Dos policías agreden a un grupo de adolescentes en Reino Unido: el debate sobre la brutalidad policial
En plena ola de protestas contra la inmigración en Reino Unido, un nuevo episodio de violencia policial ha reabierto el debate sobre la actuación de las fuerzas de seguridad. Dos agentes fueron grabados golpeando a un grupo de mujeres adolescentes, provocando reacciones encontradas. Mientras algunos justifican la acción como «trabajo que sus padres debieron hacer», otros denuncian un patrón de brutalidad selectiva.
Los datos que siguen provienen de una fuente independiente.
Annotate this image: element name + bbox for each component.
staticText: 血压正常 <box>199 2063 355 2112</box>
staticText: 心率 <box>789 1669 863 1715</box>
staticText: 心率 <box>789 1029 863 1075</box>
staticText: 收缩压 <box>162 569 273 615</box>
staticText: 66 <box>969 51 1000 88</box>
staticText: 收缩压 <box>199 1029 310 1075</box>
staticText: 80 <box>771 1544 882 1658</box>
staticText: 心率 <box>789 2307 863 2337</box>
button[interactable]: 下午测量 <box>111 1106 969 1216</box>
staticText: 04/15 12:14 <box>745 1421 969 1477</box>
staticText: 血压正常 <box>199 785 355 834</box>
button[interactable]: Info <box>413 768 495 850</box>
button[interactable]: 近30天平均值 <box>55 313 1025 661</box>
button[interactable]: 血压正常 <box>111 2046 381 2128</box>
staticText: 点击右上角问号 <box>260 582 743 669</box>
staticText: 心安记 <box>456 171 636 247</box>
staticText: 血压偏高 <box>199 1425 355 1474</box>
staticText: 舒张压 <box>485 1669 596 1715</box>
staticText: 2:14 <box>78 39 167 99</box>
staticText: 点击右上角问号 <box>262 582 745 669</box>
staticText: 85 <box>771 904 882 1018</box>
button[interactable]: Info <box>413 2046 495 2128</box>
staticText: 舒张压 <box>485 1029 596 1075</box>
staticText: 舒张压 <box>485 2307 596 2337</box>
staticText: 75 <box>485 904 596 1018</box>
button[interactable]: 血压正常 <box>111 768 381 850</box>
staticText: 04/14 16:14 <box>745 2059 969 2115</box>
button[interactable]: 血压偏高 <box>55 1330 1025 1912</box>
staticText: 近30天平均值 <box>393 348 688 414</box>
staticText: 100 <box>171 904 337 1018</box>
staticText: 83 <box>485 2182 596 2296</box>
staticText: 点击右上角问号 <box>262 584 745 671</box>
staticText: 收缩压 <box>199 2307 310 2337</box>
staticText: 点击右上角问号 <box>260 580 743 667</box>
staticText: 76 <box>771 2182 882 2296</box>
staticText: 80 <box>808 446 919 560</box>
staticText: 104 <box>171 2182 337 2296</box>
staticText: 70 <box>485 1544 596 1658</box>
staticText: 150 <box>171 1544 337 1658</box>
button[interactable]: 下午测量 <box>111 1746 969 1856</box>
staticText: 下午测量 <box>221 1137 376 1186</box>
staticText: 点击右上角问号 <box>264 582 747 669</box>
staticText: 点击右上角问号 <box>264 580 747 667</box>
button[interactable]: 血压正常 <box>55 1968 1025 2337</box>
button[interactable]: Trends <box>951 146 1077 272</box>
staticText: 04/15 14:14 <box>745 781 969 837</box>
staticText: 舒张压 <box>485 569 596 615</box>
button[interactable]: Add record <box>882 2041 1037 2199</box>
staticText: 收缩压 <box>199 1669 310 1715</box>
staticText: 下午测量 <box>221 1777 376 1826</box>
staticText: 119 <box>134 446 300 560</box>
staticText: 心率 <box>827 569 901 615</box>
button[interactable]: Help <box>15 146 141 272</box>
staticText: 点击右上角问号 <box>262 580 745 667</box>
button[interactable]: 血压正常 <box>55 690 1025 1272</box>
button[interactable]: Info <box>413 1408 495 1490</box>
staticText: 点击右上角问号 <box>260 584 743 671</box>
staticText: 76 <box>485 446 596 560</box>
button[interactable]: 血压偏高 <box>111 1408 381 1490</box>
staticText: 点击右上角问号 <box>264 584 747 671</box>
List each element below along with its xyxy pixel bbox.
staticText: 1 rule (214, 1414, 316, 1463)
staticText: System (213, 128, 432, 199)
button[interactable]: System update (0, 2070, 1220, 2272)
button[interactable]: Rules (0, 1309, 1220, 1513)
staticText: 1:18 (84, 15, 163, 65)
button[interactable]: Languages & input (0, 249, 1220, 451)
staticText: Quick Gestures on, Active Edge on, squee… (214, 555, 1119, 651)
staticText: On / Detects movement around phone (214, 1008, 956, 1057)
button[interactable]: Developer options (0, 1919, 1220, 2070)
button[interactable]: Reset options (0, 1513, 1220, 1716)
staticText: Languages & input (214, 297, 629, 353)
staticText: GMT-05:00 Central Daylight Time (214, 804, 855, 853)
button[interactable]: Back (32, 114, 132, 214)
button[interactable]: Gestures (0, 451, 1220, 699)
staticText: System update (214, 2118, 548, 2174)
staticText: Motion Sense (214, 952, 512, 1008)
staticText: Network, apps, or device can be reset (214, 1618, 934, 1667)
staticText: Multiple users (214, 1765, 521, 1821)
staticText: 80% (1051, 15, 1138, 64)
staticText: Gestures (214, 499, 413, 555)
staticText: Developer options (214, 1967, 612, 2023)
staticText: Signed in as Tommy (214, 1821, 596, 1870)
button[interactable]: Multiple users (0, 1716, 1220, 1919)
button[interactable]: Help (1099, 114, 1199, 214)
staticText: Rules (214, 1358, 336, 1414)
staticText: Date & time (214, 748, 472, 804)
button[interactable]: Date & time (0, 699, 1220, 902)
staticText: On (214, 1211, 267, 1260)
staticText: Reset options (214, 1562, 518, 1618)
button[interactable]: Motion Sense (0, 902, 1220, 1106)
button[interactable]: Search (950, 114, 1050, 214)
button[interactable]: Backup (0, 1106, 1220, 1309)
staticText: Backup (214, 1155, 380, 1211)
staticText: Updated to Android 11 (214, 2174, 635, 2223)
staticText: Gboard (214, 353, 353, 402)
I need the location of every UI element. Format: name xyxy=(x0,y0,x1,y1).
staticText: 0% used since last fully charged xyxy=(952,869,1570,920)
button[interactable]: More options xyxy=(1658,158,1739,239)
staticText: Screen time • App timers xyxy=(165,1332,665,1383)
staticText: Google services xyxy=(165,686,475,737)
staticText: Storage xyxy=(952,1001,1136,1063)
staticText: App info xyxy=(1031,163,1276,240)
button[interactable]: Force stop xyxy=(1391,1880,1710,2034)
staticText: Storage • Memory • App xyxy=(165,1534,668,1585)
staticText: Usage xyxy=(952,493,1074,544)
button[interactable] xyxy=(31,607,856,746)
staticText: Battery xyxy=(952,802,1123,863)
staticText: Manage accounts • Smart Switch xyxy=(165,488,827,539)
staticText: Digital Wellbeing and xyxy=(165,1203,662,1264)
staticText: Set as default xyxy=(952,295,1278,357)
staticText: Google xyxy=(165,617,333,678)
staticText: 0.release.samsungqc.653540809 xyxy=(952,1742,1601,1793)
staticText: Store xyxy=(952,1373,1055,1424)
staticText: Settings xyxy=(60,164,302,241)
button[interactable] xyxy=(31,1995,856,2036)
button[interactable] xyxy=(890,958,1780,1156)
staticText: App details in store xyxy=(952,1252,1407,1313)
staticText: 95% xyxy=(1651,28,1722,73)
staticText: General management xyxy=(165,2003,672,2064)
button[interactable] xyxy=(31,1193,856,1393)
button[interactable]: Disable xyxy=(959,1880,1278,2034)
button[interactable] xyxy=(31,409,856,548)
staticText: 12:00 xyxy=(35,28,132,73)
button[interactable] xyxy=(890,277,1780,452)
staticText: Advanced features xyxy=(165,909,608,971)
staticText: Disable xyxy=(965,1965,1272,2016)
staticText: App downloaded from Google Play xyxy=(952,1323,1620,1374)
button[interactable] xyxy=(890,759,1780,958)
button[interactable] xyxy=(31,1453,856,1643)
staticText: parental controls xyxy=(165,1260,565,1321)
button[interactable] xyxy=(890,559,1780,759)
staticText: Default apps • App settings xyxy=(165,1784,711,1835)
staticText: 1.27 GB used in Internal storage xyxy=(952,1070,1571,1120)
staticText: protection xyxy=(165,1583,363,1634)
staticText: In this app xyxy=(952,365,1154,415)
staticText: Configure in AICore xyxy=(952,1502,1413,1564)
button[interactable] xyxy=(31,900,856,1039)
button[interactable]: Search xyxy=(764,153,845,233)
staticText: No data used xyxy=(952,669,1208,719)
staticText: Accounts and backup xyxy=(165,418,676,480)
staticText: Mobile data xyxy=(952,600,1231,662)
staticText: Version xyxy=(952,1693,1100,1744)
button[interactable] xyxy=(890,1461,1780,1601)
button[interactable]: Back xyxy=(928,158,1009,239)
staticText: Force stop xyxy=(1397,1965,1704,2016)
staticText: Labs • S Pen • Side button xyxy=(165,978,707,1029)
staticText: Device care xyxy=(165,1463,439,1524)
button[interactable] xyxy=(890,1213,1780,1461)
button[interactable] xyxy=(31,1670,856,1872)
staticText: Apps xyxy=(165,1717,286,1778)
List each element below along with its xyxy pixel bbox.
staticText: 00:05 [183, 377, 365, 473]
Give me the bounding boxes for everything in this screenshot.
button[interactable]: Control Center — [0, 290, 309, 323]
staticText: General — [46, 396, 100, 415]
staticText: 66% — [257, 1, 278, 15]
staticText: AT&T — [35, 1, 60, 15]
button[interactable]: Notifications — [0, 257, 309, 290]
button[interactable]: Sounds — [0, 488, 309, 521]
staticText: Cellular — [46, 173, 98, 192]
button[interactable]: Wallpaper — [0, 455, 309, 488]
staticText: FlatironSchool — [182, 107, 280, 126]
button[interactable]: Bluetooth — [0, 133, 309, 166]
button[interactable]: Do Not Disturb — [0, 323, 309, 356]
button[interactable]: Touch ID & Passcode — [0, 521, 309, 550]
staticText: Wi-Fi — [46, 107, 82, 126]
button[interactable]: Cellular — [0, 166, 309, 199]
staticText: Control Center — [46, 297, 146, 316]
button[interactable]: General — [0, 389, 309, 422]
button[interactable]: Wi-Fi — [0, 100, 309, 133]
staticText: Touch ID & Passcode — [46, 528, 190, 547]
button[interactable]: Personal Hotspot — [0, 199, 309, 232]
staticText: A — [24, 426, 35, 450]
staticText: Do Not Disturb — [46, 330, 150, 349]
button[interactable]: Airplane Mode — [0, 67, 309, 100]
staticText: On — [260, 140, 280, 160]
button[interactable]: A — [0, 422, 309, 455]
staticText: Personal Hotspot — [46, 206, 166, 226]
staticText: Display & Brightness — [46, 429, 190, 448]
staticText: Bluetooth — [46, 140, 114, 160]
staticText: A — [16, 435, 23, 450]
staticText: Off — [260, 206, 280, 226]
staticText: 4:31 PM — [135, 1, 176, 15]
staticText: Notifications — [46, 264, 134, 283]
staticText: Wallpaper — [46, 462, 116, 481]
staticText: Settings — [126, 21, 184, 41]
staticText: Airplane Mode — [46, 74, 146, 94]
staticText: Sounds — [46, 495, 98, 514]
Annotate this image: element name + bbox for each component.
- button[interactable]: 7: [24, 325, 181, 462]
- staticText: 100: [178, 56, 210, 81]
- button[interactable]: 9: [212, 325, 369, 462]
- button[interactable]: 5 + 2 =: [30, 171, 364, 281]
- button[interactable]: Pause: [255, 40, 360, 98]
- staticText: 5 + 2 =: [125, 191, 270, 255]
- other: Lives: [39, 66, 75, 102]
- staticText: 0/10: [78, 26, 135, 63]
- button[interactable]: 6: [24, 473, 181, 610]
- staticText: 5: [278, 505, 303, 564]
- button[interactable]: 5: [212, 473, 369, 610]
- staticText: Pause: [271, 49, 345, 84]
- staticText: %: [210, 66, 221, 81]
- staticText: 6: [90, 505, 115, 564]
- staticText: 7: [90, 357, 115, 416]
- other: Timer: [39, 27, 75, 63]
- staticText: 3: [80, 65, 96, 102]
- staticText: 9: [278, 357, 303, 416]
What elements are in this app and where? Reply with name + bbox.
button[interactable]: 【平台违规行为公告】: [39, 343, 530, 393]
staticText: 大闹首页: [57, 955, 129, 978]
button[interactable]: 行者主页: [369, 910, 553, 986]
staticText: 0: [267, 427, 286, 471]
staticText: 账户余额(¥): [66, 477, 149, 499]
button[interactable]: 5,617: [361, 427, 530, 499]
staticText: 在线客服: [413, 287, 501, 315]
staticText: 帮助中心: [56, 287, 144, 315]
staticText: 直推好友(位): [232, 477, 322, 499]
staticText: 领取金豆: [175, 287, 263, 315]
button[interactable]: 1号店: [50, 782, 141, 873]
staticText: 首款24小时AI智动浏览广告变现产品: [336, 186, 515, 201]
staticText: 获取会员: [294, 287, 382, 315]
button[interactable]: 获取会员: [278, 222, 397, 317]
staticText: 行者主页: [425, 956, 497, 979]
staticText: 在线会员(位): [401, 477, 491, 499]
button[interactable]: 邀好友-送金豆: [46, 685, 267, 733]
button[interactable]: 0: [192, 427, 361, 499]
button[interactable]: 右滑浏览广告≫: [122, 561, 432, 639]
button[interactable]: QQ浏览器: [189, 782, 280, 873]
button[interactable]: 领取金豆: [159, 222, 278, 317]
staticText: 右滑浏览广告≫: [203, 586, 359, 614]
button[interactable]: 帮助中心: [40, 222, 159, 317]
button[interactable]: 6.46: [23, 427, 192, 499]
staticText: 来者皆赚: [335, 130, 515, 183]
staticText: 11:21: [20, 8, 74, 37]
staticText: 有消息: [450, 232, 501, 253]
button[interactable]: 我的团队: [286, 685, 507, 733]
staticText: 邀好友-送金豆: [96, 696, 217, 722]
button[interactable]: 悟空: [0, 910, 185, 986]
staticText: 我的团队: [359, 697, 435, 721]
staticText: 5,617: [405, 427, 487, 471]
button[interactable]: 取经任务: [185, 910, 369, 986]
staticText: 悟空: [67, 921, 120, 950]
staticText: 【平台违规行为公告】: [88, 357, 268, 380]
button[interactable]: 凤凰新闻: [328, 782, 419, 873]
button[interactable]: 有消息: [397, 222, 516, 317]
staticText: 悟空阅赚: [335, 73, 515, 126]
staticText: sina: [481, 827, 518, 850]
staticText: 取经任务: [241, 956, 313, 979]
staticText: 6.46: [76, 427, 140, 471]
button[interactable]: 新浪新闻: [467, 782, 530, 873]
El incidente, ocurrido en una ciudad aún no identificada, se suma a una serie de casos que alimentan la desconfianza hacia la policía británica. Entre ellos destaca la muerte de Samuel Sánchez, un joven fallecido tras ser esposado y sometido a presión en el suelo –según testigos–, y el escándalo de Rotherham, donde agentes y autoridades locales encubrieron durante años abusos sexuales a menores por parte de bandas organizadas.
La narrativa oficial, que vincula los disturbios con la inmigración, es puesta en duda por quienes señalan a la propia policía como el verdadero problema. «Nos están manipulando –se argumenta–: el problema no son los extranjeros, sino una institución que actúa con impunidad».
Por otro lado, una corriente de opinión defiende la actuación policial como necesaria ante el creciente desorden. La polarización es total y los datos, escasos. Lo que sí está claro es que, en un país donde la confianza en las instituciones ya es frágil, episodios como este no hacen más que profundizar la brecha entre ciudadanos y Estado.
La pregunta que queda en el aire: ¿hasta dónde llega la responsabilidad policial en un contexto de creciente tensión social?